EF PHBs can be implemented if the output ports bandwidth is sufficiently large, combined with small buffer sizes and other network resources dedicated to EF packets, to allow the routers service rate for EF packets on an output port to exceed the arrival rate λ of packets at that port.
This means that packets with PHB EF are considered with a pre-allocated amount of output bandwidth and a priority that ensures minimum loss, minimum delay and minimum jitter before being put into operation.
PHB EF is suitable for channel simulation, leased line simulation, and real-time services such as voice, video without compromising on high loss, delay and jitter values.
Figure 2.10 Example of EF installation
Figure 2.10 shows an example of an EF PHB implementation. This is a simple priority queue scheduling technique. At the edges of the DS domain, EF packet traffic is prioritized according to the values agreed upon by the SLA. The EF queue in the figure needs to output packets at a rate higher than the packet arrival rate λ. To provide an EF PHB over an end-to-end DS domain, bandwidth at the output ports of the core routers needs to be allocated in advance to ensure the requirement μ > λ. This can be done by a pre-configured provisioning process. In the figure, EF packets are placed in the priority queue (the upper queue). With such a length, the queue can operate with μ > λ.
Since EF was primarily used for real-time services such as voice and video, and since real-time services use UDP instead of TCP, RED is generally
not suitable for EF queues because applications using UDP will not respond to random packet drop and RED will strip unnecessary packets.
2.2.4.2 Assured Forwarding (AF) PHB
PHB AF is defined by RFC 2597. The purpose of PHB AF is to deliver packets reliably and therefore delay and jitter are considered less important than packet loss. PHB AF is suitable for non-real-time services such as applications using TCP. PHB AF first defines four classes: AF1, AF2, AF3, AF4. For each of these AF classes, packets are then classified into three subclasses with three distinct priority levels.

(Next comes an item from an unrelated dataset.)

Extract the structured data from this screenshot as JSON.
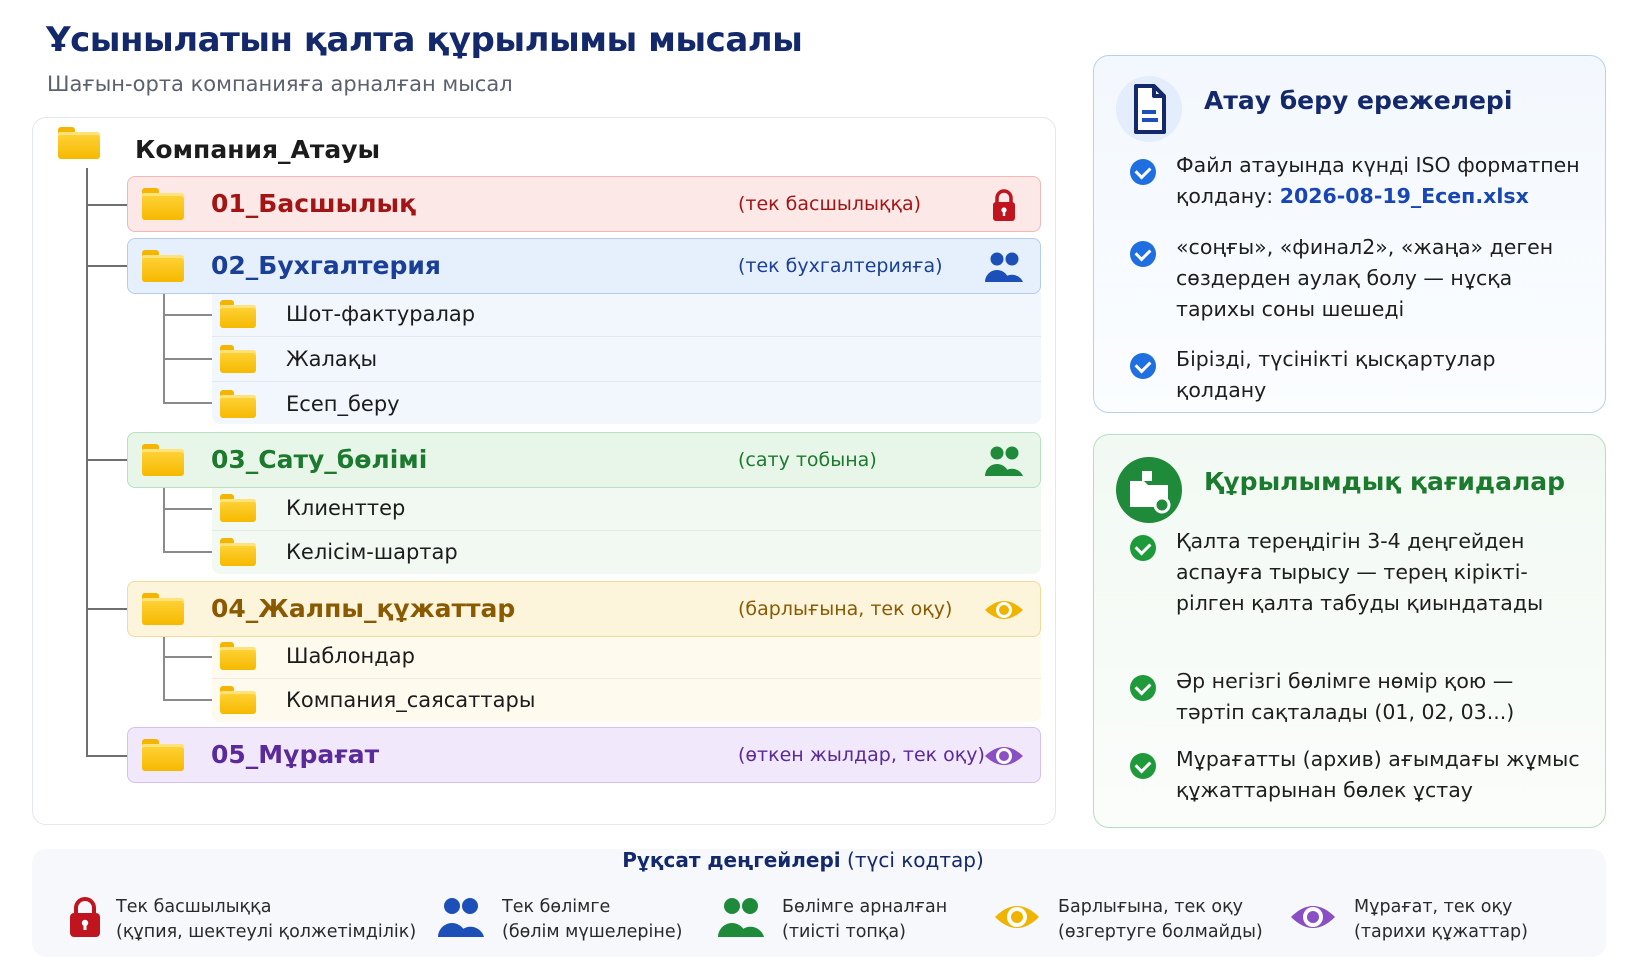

Table 2.8 shows the four AF classes and 12 AF subclasses and the DSCP values for the 12 AF subclasses defined by RFC 2597. RFC 2597 also allows for more than three separate priority levels to be added for internal use. However, these separate priority levels will only have internal significance.
PHB Class
PHB Subclass
Package type
DSCP
AF4
AF41
Short
100010
AF42
Medium
100100
AF43
High
100110
AF3
AF31
Short
011010
AF32
Medium
011100
AF33
High
011110
AF2
AF21
Short
010010
AF22
Medium
010100
AF23
High
010110
AF1
AF11
Short
001010
AF12
Medium
001100
AF13
High
001110
Table 2.8 AF DSCPs
The AF PHB ensures that packets are forwarded with a high probability of delivery to the destination within the bounds of the rate agreed upon in an SLA. If AF traffic at an ingress port exceeds the pre-priority rate, which is considered non-compliant or “out of profile”, the excess packets will not be delivered to the destination with the same probability as the packets belonging to the defined traffic or “in profile” packets. When there is network congestion, the out of profile packets are dropped before the in profile packets are dropped.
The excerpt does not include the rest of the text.